How Human Government Will End
To whom can we flee to when our own government is the bully? How can we, like those Christians from the little village of GokSan, maintain some semblance of hope when human government has utterly failed us at providing security, justice, and tranquility?
Our Lord provides the much-needed answer to this dilemma through a disturbing dream given to a troubled monarch.
The great King Nebuchadnezzar dreamt of a massive statue with a head of gold, chest and arms of silver, belly and thighs of bronze, two legs of iron, and feet a mixture of iron and clay. Nebuchadnezzar next beheld a great stone — one not cut by human hands — come crashing down out of the sky. It smashed the statue, blasting it into pieces, and its dust blew away. The stone grew and grew into a great mountain that quickly filled the entire earth.
Daniel interpreted the king’s dream. He explained that the head was Nebuchadnezzar himself, and each metal down was a successive empire: the Babylonian Empire, Medo-Persian Empire, Greek Empire, Roman Empire, and a Revived Roman Empire.
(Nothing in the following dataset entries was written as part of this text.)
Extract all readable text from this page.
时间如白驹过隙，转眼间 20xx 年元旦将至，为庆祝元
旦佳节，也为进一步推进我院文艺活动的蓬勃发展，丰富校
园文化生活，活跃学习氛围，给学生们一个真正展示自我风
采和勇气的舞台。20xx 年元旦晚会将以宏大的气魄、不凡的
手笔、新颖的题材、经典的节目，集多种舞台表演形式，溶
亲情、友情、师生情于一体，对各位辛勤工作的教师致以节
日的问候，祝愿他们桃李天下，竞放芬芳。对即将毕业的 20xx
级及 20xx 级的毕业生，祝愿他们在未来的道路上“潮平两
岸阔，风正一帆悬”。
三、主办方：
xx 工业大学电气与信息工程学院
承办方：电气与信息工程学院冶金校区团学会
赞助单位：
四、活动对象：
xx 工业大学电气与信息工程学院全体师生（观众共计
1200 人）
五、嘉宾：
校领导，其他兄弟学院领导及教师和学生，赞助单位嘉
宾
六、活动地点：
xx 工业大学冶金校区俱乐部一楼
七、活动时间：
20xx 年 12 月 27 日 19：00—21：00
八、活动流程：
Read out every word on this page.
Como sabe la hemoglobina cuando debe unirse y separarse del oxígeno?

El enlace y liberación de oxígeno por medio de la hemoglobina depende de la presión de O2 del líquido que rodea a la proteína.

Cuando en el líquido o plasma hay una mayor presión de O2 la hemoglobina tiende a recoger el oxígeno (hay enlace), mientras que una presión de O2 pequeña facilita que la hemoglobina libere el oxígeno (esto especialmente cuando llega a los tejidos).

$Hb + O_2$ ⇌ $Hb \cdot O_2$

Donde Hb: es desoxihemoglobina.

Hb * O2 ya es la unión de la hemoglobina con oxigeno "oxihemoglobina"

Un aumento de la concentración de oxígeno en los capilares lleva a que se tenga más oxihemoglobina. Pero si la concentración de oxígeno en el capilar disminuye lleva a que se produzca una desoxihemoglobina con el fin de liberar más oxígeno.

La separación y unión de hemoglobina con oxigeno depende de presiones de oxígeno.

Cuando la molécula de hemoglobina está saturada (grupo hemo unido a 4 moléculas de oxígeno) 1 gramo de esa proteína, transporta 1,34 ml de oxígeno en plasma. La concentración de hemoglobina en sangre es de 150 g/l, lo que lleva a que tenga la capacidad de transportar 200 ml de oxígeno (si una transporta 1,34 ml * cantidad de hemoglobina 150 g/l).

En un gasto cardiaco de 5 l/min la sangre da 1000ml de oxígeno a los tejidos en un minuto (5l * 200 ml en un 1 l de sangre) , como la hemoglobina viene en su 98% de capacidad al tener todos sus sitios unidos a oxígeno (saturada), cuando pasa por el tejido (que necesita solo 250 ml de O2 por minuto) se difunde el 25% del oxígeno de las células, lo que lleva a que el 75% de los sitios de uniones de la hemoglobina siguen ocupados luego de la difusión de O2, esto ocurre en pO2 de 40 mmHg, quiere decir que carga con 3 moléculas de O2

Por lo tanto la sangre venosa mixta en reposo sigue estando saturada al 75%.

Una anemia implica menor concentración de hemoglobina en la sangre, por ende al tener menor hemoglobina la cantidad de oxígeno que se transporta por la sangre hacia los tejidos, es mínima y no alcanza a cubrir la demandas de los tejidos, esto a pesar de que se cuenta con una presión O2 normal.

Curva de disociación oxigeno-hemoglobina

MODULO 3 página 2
The great smashing stone represented “the God of heaven” who “will cause a kingdom to rise up which will never be destroyed… it will crush and put an end to all these kingdoms…” (Daniel 2:44-45).
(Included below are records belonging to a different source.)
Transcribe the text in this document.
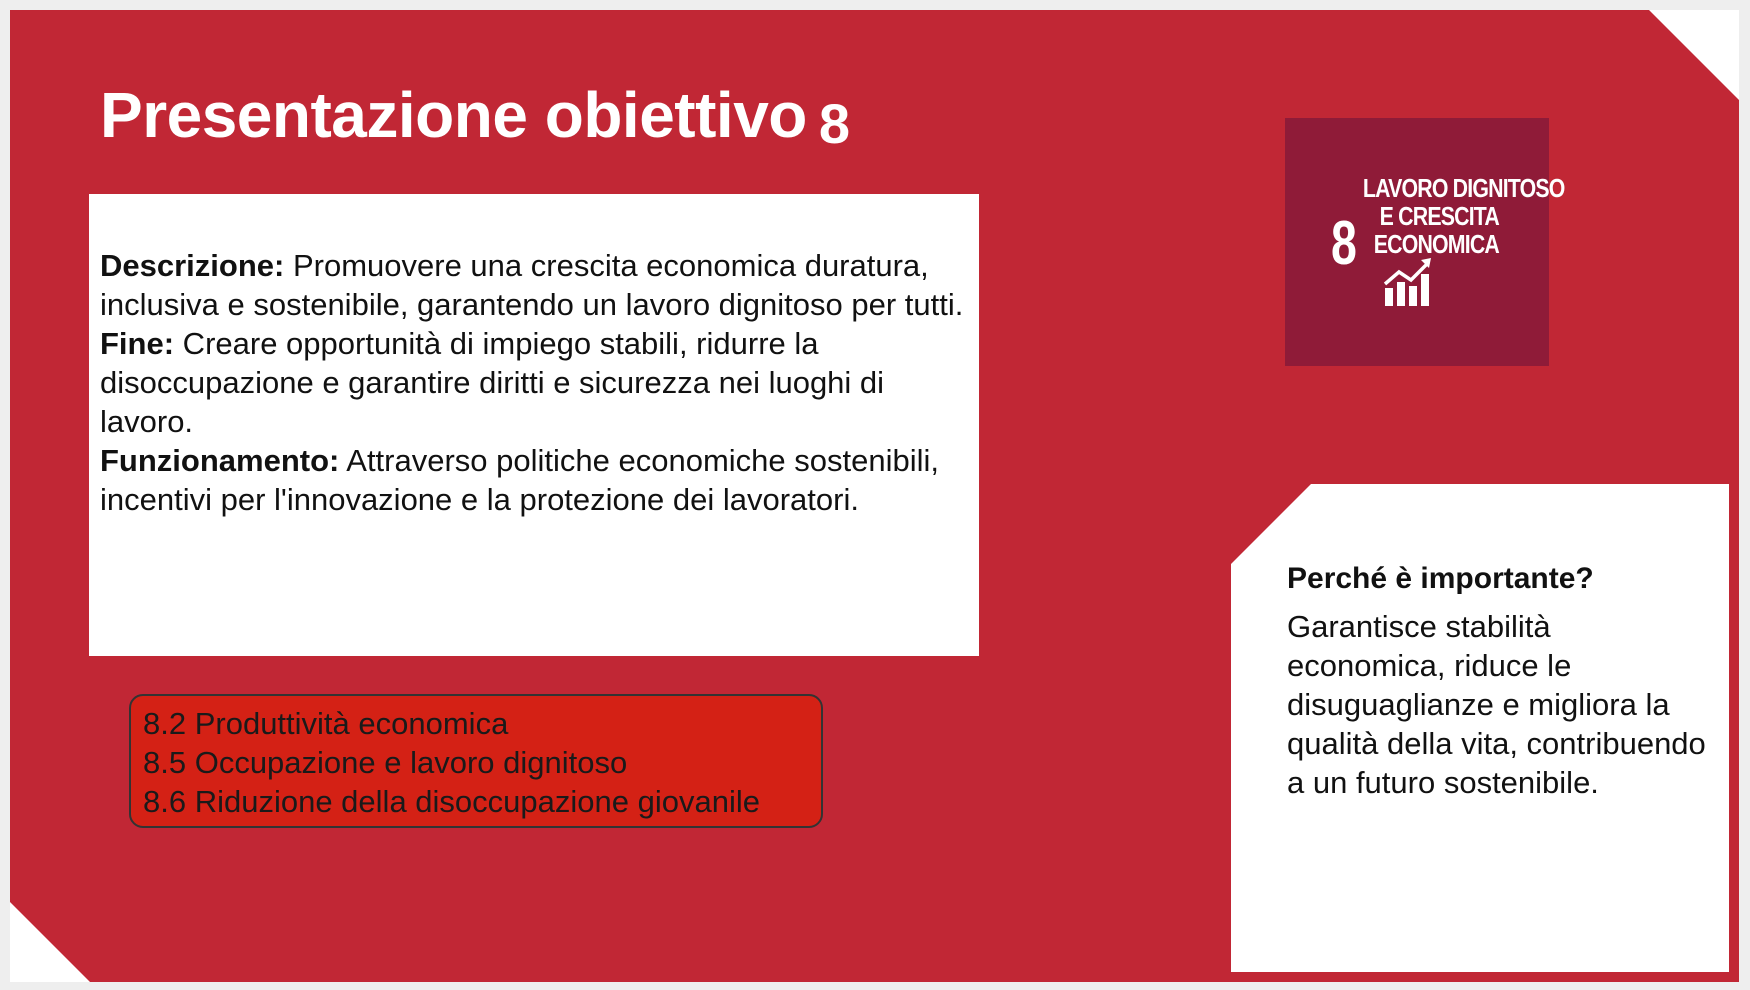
Presentazione obiettivo 8

Descrizione: Promuovere una crescita economica duratura, inclusiva e sostenibile, garantendo un lavoro dignitoso per tutti.

Fine: Creare opportunità di impiego stabili, ridurre la disoccupazione e garantire diritti e sicurezza nei luoghi di lavoro.

Funzionamento: Attraverso politiche economiche sostenibili, incentivi per l'innovazione e la protezione dei lavoratori.

8.2 Produttività economica
8.5 Occupazione e lavoro dignitoso
8.6 Riduzione della disoccupazione giovanile
8
LAVORO DIGNITOSO
E CRESCITA
ECONOMICA
Perché è importante?
Garantisce stabilità economica, riduce le disuguaglianze e migliora la qualità della vita, contribuendo a un futuro sostenibile.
While Daniel couldn’t begin to comprehend the breadth and scope of this vision, Jesus Christ centuries later would describe in detail to the Apostle John in Revelation 19-20 this very event—the coming of the King of Kings.
For thousands of years, human government has failed mankind. Government cannot keep war, poverty, hunger, and disease at bay. Corruption quickly rots its once noble core, and many of its leaders fall into villainy. Times of security, peace, and safety have been as fleeting as the life of a mayfly.
And yet, God promised the prophet Daniel that in one glorious day a “stone not cut out by human hands” would burst from the heavens and destroy the statue of Gentile world government, and His Son’s kingdom would fill the entire earth. This Kingdom will be ruled over by a perfect, divine Monarch, its administrators will be the resurrected saints in their glorified and sinless bodies, and its population will initially all be believers who are taught at the feet of their King.
Christ’s kingdom of peace, righteousness, and justice will be established. But first, before we can enter that long yearned-for age, King Jesus must return and destroy the failure that is flawed human government. And, with that joyous hope just barely over the horizon, we can only cry out: “Maranatha! Come, Lord Jesus!”